John J. Christmann - President and Chief Executive Officer
Management
Well, Charles, what I'll say is, I'll go ahead and give a little bit of color. We've got four, roughly 7,500 foot Wolfcamp B wells that are in what we call the Lynch Unit. All four wells were completed in late March. We've got all of them on in less than three weeks, so we're not ready to talk about 30-day rates, they're going to be second quarter wells. But they've been encouraging. In general, we've had an average kind of peak IP of around 1,400 BOEs a day, they're 70% to 80% oil. So, we're very excited about them, and we're flowing them back very conservatively. So, we're very, very encouraged. Additionally, we've got about three wells there, we'll drill in 2015 and delineate and optimize and test our fracs, and then it sets us up for quite a drilling program there going forward when we decided to scale up. We also plan to test a Spraberry shale well there, probably in the third or fourth quarter of this year.
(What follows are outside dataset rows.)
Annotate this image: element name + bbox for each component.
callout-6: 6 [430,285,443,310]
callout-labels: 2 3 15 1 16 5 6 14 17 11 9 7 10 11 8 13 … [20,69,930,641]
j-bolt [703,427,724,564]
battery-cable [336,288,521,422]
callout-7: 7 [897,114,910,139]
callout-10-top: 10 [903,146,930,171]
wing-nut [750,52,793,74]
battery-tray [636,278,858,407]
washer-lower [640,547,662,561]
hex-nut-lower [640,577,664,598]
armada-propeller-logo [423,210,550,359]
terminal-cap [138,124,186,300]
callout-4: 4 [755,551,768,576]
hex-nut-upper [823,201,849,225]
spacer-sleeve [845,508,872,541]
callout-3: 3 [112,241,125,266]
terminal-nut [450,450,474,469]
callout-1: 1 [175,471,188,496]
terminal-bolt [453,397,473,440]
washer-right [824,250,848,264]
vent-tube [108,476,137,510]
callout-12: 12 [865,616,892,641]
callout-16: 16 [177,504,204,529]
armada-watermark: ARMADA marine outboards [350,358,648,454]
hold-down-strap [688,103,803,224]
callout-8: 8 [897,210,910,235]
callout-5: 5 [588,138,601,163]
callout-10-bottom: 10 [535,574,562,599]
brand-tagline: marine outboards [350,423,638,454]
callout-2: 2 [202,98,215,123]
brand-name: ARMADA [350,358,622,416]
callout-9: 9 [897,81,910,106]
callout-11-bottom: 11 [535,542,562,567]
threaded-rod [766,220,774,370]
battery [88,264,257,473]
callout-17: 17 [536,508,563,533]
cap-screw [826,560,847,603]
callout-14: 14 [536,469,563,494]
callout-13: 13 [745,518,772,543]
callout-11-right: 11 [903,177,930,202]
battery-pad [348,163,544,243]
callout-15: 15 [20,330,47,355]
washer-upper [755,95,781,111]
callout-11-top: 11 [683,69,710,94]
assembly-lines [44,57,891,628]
Charles A. Meade - Johnson Rice & Co. LLC: Got it. Got it. That's great additional detail, John. And then, if I could ask another question. This goes back to the drilled uncompleted count that you expect to have at year-end 2015. I think you said it was 80 to 100. Perhaps you could tell me, if I'm thinking about this the right way, but if you're running 15 rigs, and just to make the math easy, let's say, your average drill time or drill and complete time is – I guess spud to rig release would be the appropriate thing, is 30-days, that would imply kind of a six-month backlog there. And if you cut it in half and say, okay, well our spud to rig release is 15 days, it gets down to about a three-month backlog. So, both of those seem sort of high to me, and it makes me wonder if you plan to continue to work down that backlog as you go into 2016, and could you tell me, is that the right way to look at that?